“I want people to be seen. I want them to feel less alone.”
Viola Davis recently said this when commenting on her goals as an actor. It struck me because that is exactly why I decided to participate in Goshen Monologues.
This past Saturday, a group of women, including myself, stood on stage at College Mennonite Church and shared stories of violence, abuse, pain and joy of the women and nonbinary people of this community.
I’ve had many different experiences with Goshen Monologues. Its first year was also my first year at college, and I sat in Umble Center surrounded by more people than I thought could possibly fit.

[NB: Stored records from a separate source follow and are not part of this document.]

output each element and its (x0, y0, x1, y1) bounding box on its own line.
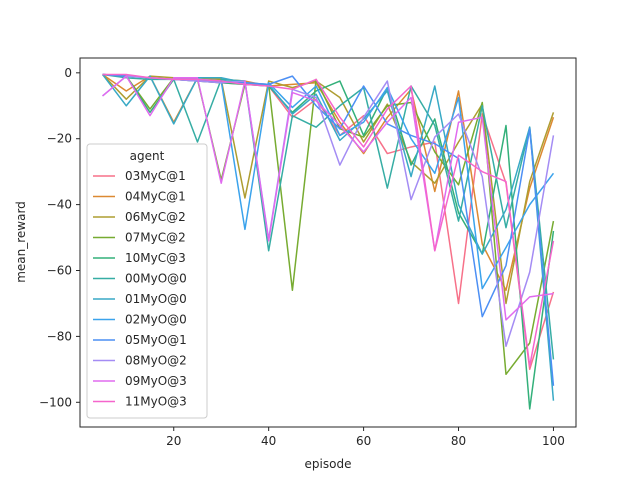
legend-label-05MyO@1: 05MyO@1 (125, 333, 187, 347)
legend-title: agent (130, 149, 165, 163)
legend-label-04MyC@1: 04MyC@1 (125, 190, 186, 204)
legend-label-07MyC@2: 07MyC@2 (125, 231, 186, 245)
series-lines (101, 73, 555, 410)
legend-label-03MyC@1: 03MyC@1 (125, 169, 186, 183)
y-axis-ticks: 0 −20 −40 −60 −80 −100 (39, 66, 80, 409)
y-tick-label: −80 (47, 329, 72, 343)
y-tick-label: −100 (39, 395, 72, 409)
legend-label-01MyO@0: 01MyO@0 (125, 292, 187, 306)
legend: agent 03MyC@1 04MyC@1 06MyC@2 07MyC@2 10MyC@3… (86, 143, 208, 419)
x-tick-label: 100 (542, 434, 565, 448)
series-line-11MyO@3 (102, 73, 555, 367)
legend-label-00MyO@0: 00MyO@0 (125, 272, 187, 286)
legend-label-09MyO@3: 09MyO@3 (125, 374, 187, 388)
legend-label-11MyO@3: 11MyO@3 (125, 395, 187, 409)
legend-label-02MyO@0: 02MyO@0 (125, 313, 187, 327)
y-tick-label: −20 (47, 132, 72, 146)
plot-frame (79, 57, 577, 428)
y-axis-label: mean_reward (14, 201, 28, 283)
x-axis-label: episode (305, 457, 352, 471)
y-tick-label: 0 (64, 66, 72, 80)
x-tick-label: 80 (451, 434, 466, 448)
legend-box (86, 143, 208, 419)
legend-label-06MyC@2: 06MyC@2 (125, 210, 186, 224)
x-tick-label: 60 (356, 434, 371, 448)
series-line-09MyO@3 (102, 75, 554, 321)
x-tick-label: 20 (166, 434, 181, 448)
legend-label-08MyO@2: 08MyO@2 (125, 354, 187, 368)
y-tick-label: −60 (47, 264, 72, 278)
x-tick-label: 40 (261, 434, 276, 448)
legend-label-10MyC@3: 10MyC@3 (125, 251, 186, 265)
x-axis-ticks: 20 40 60 80 100 (166, 427, 565, 448)
y-tick-label: −40 (47, 198, 72, 212)
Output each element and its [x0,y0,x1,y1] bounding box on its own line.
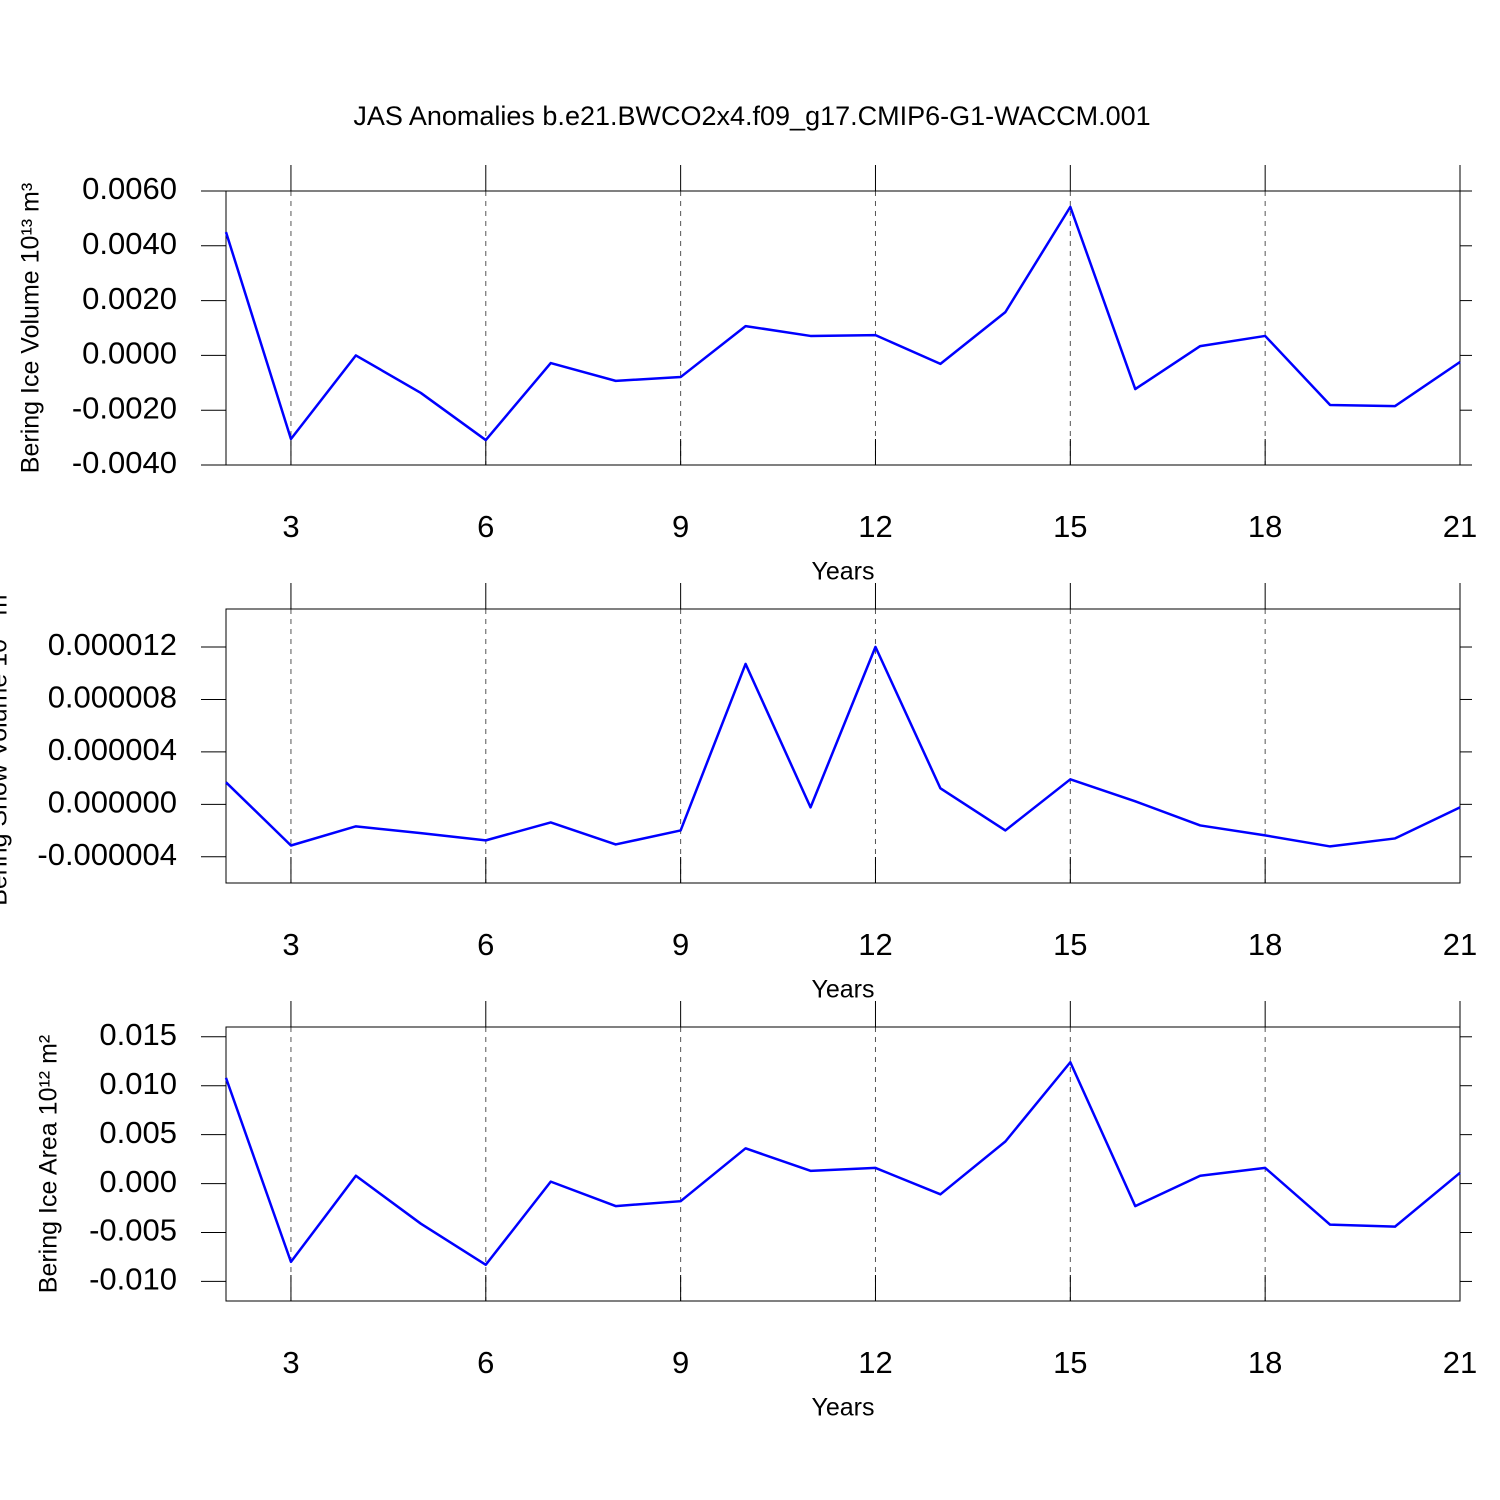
x-tick-label: 9 [672,509,689,544]
x-tick-label: 18 [1248,509,1282,544]
x-tick-label: 9 [672,1345,689,1380]
y-tick-label: -0.0020 [72,390,177,425]
y-tick-label: 0.010 [99,1066,177,1101]
x-tick-label: 3 [282,1345,299,1380]
y-tick-label: 0.0040 [82,226,177,261]
y-tick-label: 0.000008 [48,680,177,715]
x-tick-label: 6 [477,1345,494,1380]
panel: 3 6 9 12 15 18 21 -0.0040 -0.0020 0.0000 0.0020 0.0… [17,165,1477,586]
x-axis-title: Years [811,1394,874,1422]
x-axis-title: Years [811,558,874,586]
x-tick-label: 21 [1443,1345,1477,1380]
x-tick-label: 15 [1053,927,1087,962]
y-tick-label: 0.0000 [82,336,177,371]
x-tick-label: 3 [282,927,299,962]
y-tick-label: -0.0040 [72,445,177,480]
y-tick-label: 0.000 [99,1164,177,1199]
panel: 3 6 9 12 15 18 21 -0.010 -0.005 0.000 0.005 0.010 0.… [35,1001,1477,1422]
x-tick-label: 3 [282,509,299,544]
y-tick-label: 0.000000 [48,785,177,820]
x-tick-label: 12 [858,1345,892,1380]
x-tick-label: 15 [1053,509,1087,544]
plot-frame [225,190,1461,466]
x-tick-label: 12 [858,509,892,544]
y-tick-label: 0.0060 [82,171,177,206]
y-tick-label: 0.000012 [48,627,177,662]
y-axis-title: Bering Snow Volume 10¹³ m³ [0,586,13,906]
y-tick-label: -0.010 [89,1262,177,1297]
y-tick-label: 0.005 [99,1115,177,1150]
x-tick-label: 9 [672,927,689,962]
x-tick-label: 21 [1443,509,1477,544]
x-tick-label: 15 [1053,1345,1087,1380]
x-tick-label: 6 [477,927,494,962]
y-tick-label: -0.000004 [37,837,177,872]
figure-title: JAS Anomalies b.e21.BWCO2x4.f09_g17.CMIP… [353,101,1150,131]
x-tick-label: 18 [1248,1345,1282,1380]
data-line [224,205,1461,442]
y-axis-title: Bering Ice Area 10¹² m² [35,1035,63,1293]
plot-frame [225,608,1461,884]
plot-frame [225,1026,1461,1302]
x-axis-title: Years [811,976,874,1004]
data-line [225,645,1461,848]
x-tick-label: 18 [1248,927,1282,962]
panel: 3 6 9 12 15 18 21 -0.000004 0.000000 0.000004 0.00… [0,583,1477,1004]
y-tick-label: 0.0020 [82,281,177,316]
y-tick-label: -0.005 [89,1213,177,1248]
y-tick-label: 0.015 [99,1017,177,1052]
data-line [224,1060,1461,1267]
x-tick-label: 6 [477,509,494,544]
y-axis-title: Bering Ice Volume 10¹³ m³ [17,183,45,473]
x-tick-label: 12 [858,927,892,962]
y-tick-label: 0.000004 [48,732,177,767]
x-tick-label: 21 [1443,927,1477,962]
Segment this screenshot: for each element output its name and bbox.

That night, I watched as my friends shared stories that surprised me, shocked me and more often than not connected with me and brought me to tears.
The second year, I had the out-of-body experience of watching my story of pain be spoken on stage by three close friends. It shook me to my core and helped me heal. I’ll forever be grateful for the experience Monologues provided me.
My third year I was studying in Spain, so I couldn’t attend, but heard from close friends how powerful and difficult the process and performance was.
This year, my final year, was different. Even though I was participating for the first time, it was so much less about me. All my time, energy and thoughts were about the pieces themselves, the words I was speaking and the meaning behind them.
Despite the amount I practiced, nothing could prepare me for the experience of sharing someone’s thoughts, feelings and experiences on stage in front of an audience made up of members of this community.
As I left the stage, I was overcome with emotion. During my four years at college, I had gone from hearing myself, to sharing myself, to finally using myself as a vehicle for these pieces. Along the way, I shed my own ignorance through first listening, sharing and then performing.
Ignorance is not bliss. Ignorance blinds our perceiving eyes from the truths and realities of our world and the people around us. It divides us and prevents new relationships from forming, impeding our sense of community.
So I ask you, how can we truly call ourselves global citizens on this campus if we aren’t aware of the people in our own community, of the truths they hold and the stories they have to share?
But awareness is only one step. We have to listen with compassion, listen to learn and understand.